Besides, lots of 360° cameras are also introduced. For instance, Ricoh Theta S, Luna 360 VR, and Samsung Gear 360. With the growing popularity of consumer VR products, viewers are able to watch 360° videos.
On top of that, major multimedia streaming service providers, such as Facebook and YouTube all support 360° video streaming for VR content.

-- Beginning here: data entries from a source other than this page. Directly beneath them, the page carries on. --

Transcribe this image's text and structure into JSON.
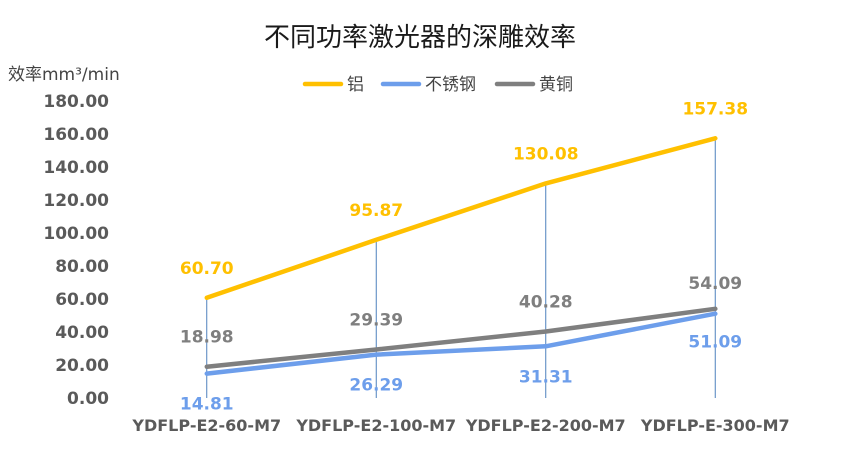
{
  "chart_data": {
    "type": "line",
    "title": "不同功率激光器的深雕效率",
    "ylabel": "效率mm³/min",
    "xlabel": "",
    "categories": [
      "YDFLP-E2-60-M7",
      "YDFLP-E2-100-M7",
      "YDFLP-E2-200-M7",
      "YDFLP-E-300-M7"
    ],
    "ylim": [
      0,
      180
    ],
    "yticks": [
      "0.00",
      "20.00",
      "40.00",
      "60.00",
      "80.00",
      "100.00",
      "120.00",
      "140.00",
      "160.00",
      "180.00"
    ],
    "grid": false,
    "legend_position": "top",
    "series": [
      {
        "name": "铝",
        "color": "#FFC000",
        "values": [
          60.7,
          95.87,
          130.08,
          157.38
        ],
        "labels": [
          "60.70",
          "95.87",
          "130.08",
          "157.38"
        ]
      },
      {
        "name": "不锈钢",
        "color": "#6D9EEB",
        "values": [
          14.81,
          26.29,
          31.31,
          51.09
        ],
        "labels": [
          "14.81",
          "26.29",
          "31.31",
          "51.09"
        ]
      },
      {
        "name": "黄铜",
        "color": "#7F7F7F",
        "values": [
          18.98,
          29.39,
          40.28,
          54.09
        ],
        "labels": [
          "18.98",
          "29.39",
          "40.28",
          "54.09"
        ]
      }
    ]
  }
}
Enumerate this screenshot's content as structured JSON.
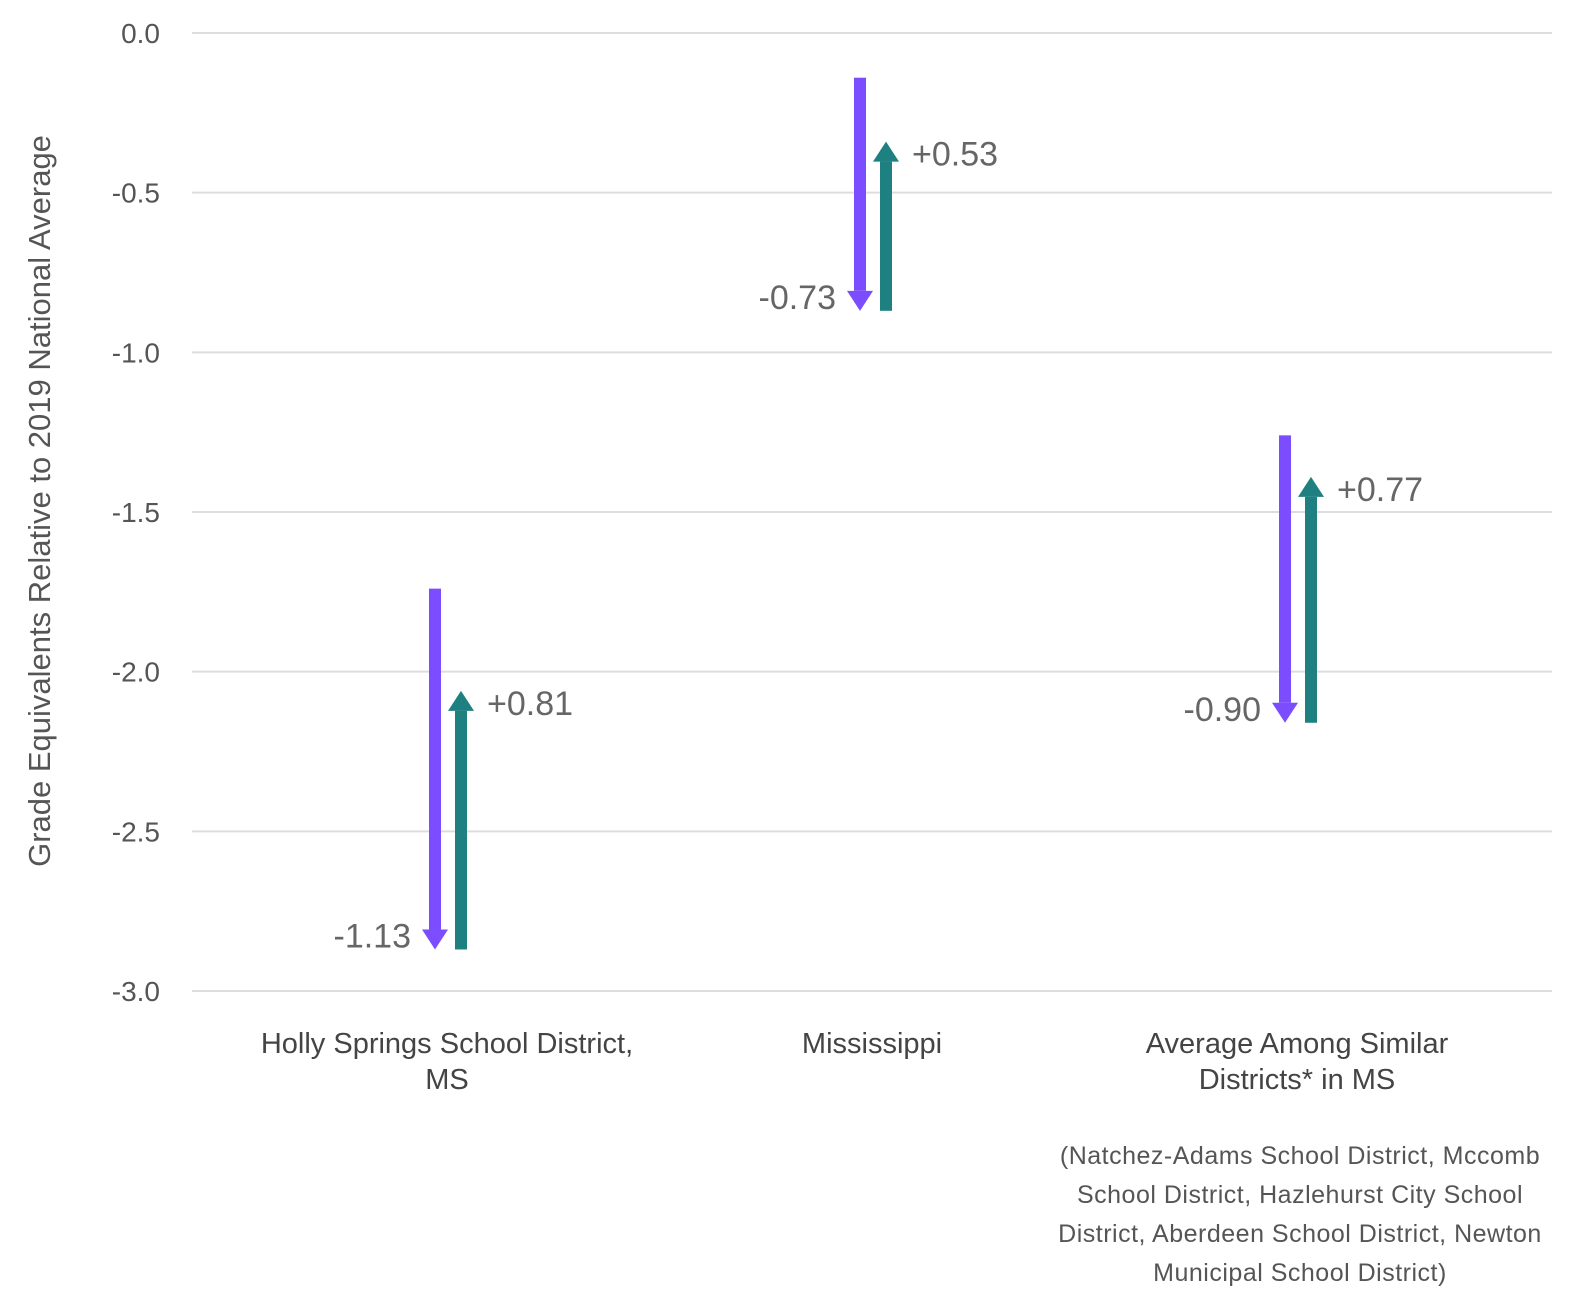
{
  "chart_data": {
    "type": "arrow",
    "ylabel": "Grade Equivalents Relative to 2019 National Average",
    "ylim": [
      -3.0,
      0.0
    ],
    "yticks": [
      0.0,
      -0.5,
      -1.0,
      -1.5,
      -2.0,
      -2.5,
      -3.0
    ],
    "ytick_labels": [
      "0.0",
      "-0.5",
      "-1.0",
      "-1.5",
      "-2.0",
      "-2.5",
      "-3.0"
    ],
    "grid": true,
    "colors": {
      "decline": "#7c4dff",
      "recovery": "#1e8080"
    },
    "categories": [
      {
        "label_lines": [
          "Holly Springs School District,",
          "MS"
        ],
        "decline": {
          "from": -1.74,
          "to": -2.87,
          "label": "-1.13"
        },
        "recovery": {
          "from": -2.87,
          "to": -2.06,
          "label": "+0.81"
        }
      },
      {
        "label_lines": [
          "Mississippi"
        ],
        "decline": {
          "from": -0.14,
          "to": -0.87,
          "label": "-0.73"
        },
        "recovery": {
          "from": -0.87,
          "to": -0.34,
          "label": "+0.53"
        }
      },
      {
        "label_lines": [
          "Average Among Similar",
          "Districts* in MS"
        ],
        "decline": {
          "from": -1.26,
          "to": -2.16,
          "label": "-0.90"
        },
        "recovery": {
          "from": -2.16,
          "to": -1.39,
          "label": "+0.77"
        }
      }
    ],
    "footnote_lines": [
      "(Natchez-Adams School District, Mccomb",
      "School District, Hazlehurst City School",
      "District, Aberdeen School District, Newton",
      "Municipal School District)"
    ]
  }
}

Nowadays, majority of global Internet traffic is due to video data (Global Internet Phenomena). Streaming 360° videos further increases the Internet traffic amount, and becomes a hot research topic. Leveraging commodity HMDs for 360° video streaming is, however, very challenging for two reasons. First, 360° videos, illustrated in Fig. 1(a), contain much more information than conventional videos, and thus are much larger in resolutions and file sizes. Fig. 1(b) reveals that, with HMDs, each viewer only gets to see a small part of the whole video. Therefore, sending the whole 360° video in full resolution may lead to waste of resources, such as network bandwidth, processing power, and storage space. Another way to stream 360° videos to HMDs is to only stream the current FoV of the viewers. We emphasize current, because the FoV changes as the viewer’s head and eyes move, which leads to the following main challenge: which FoV should we transfer to meet the viewer’s needs in the next moment? This challenge makes designing a real-time 360° video streaming system to HMDs quite tricky, especially because most video streaming solutions nowadays deliver videos in segments lasting for a few seconds.